С черно-белой фотографии на стене смеялась щекастая свежая девочка лет семнадцати, в кудряшках из-под соломенной круглой шляпки. Подперлась полной ручкой, обвитой дешевым браслетиком. И ветер завернул широкий воротник крепдешинового белого платья.
- У моей мамы… такое было платье. И фото есть, почти такое же, – голос Марьяны задрожал и сломался.
- Угу. Не реви. Слушай. Ежели что, займу. Телефон дам, бар в парке, «Купидон» называется. Как будут, позвонишь и отдашь, поняла?
- Я… да я разве…
Иванна ухмыльнулась, с удовольствием кивнула:
- Ты еще сама не знаешь, а я вот вижу, насквозь. Такой вот Иванна психиатыр. Или как там – психопат?
- Психолог, – через слезы рассмеялась Марьяна, чувствуя огромное облегчение, – да, психолог.

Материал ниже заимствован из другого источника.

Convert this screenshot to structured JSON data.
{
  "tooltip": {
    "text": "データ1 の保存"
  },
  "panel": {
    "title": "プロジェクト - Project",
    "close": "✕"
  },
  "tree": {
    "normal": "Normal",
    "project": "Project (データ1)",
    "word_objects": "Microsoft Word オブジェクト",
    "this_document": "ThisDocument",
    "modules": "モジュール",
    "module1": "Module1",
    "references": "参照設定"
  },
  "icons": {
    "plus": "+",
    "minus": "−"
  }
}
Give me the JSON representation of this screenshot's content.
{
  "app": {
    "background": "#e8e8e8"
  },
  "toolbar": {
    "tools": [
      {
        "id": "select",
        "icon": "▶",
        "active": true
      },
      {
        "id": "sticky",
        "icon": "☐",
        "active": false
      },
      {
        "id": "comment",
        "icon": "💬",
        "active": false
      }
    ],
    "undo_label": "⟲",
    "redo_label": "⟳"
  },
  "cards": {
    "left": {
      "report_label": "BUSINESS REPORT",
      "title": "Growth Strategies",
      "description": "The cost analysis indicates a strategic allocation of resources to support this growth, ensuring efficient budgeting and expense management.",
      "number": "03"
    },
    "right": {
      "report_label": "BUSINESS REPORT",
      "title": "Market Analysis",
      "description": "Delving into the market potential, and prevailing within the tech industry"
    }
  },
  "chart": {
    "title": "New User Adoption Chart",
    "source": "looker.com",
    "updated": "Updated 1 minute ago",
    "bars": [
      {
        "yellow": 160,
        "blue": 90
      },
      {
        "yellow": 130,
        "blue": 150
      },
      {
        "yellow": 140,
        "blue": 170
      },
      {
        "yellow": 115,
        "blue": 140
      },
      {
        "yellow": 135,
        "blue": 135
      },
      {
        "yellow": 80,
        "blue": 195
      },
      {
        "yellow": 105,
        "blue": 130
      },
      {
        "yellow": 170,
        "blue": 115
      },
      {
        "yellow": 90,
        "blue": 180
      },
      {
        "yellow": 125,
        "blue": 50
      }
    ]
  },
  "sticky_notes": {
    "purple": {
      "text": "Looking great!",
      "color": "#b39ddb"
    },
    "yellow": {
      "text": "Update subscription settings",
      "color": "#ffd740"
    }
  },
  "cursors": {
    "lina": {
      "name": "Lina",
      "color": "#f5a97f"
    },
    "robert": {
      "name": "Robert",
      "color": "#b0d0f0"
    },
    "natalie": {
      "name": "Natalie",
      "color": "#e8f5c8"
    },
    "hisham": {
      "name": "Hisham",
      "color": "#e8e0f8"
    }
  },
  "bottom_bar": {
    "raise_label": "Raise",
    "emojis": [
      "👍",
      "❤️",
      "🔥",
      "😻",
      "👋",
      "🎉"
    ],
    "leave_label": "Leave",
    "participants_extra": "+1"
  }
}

Та подняла толстенький палец:
- Как разучусь дела вести, исделаю вывеску, повешу и буду мозги пудрить, таким вот дурочкам. Ладно, вот тебе телефончик, спрячь. А при Таньке молчи. У нее знаешь уши какие? Твой Максик завтра же будет знать, какой палец ты ей первым сунула. Садись. Вон, скребется. Та заходи, Танюша, то я прикрыла, чтоб эта сволочь мелкая не лезла к тебе за пироженом.
Марьяна села на теплое сиденье, продавленное мощной задницей Иванны, положила руки в мисочку с ароматным мыльным раствором. Татьяна работала не торопясь, клонила голову и только напряженная шея показывала, как внимательно слушает она сплетни хозяйки и ответы гостьи.
А через сорок минут, когда уже все пальцы Марьяны были аккуратно покрыты блестящим розовым перламутром, снизу, с уличной стороны дома раздался взрыв. Не так чтоб очень громкий. Ахнуло сердито и глухо, закачались подвески на люстре, раскидывая по сторонам хрустальных зайчиков. И Галатея, пронзительно тявкнув, вдруг задрала острую мордочку и завыла, пока Марьяна, еще не понимая, что произошло, смеялась очередной сальной шуточке хозяйки.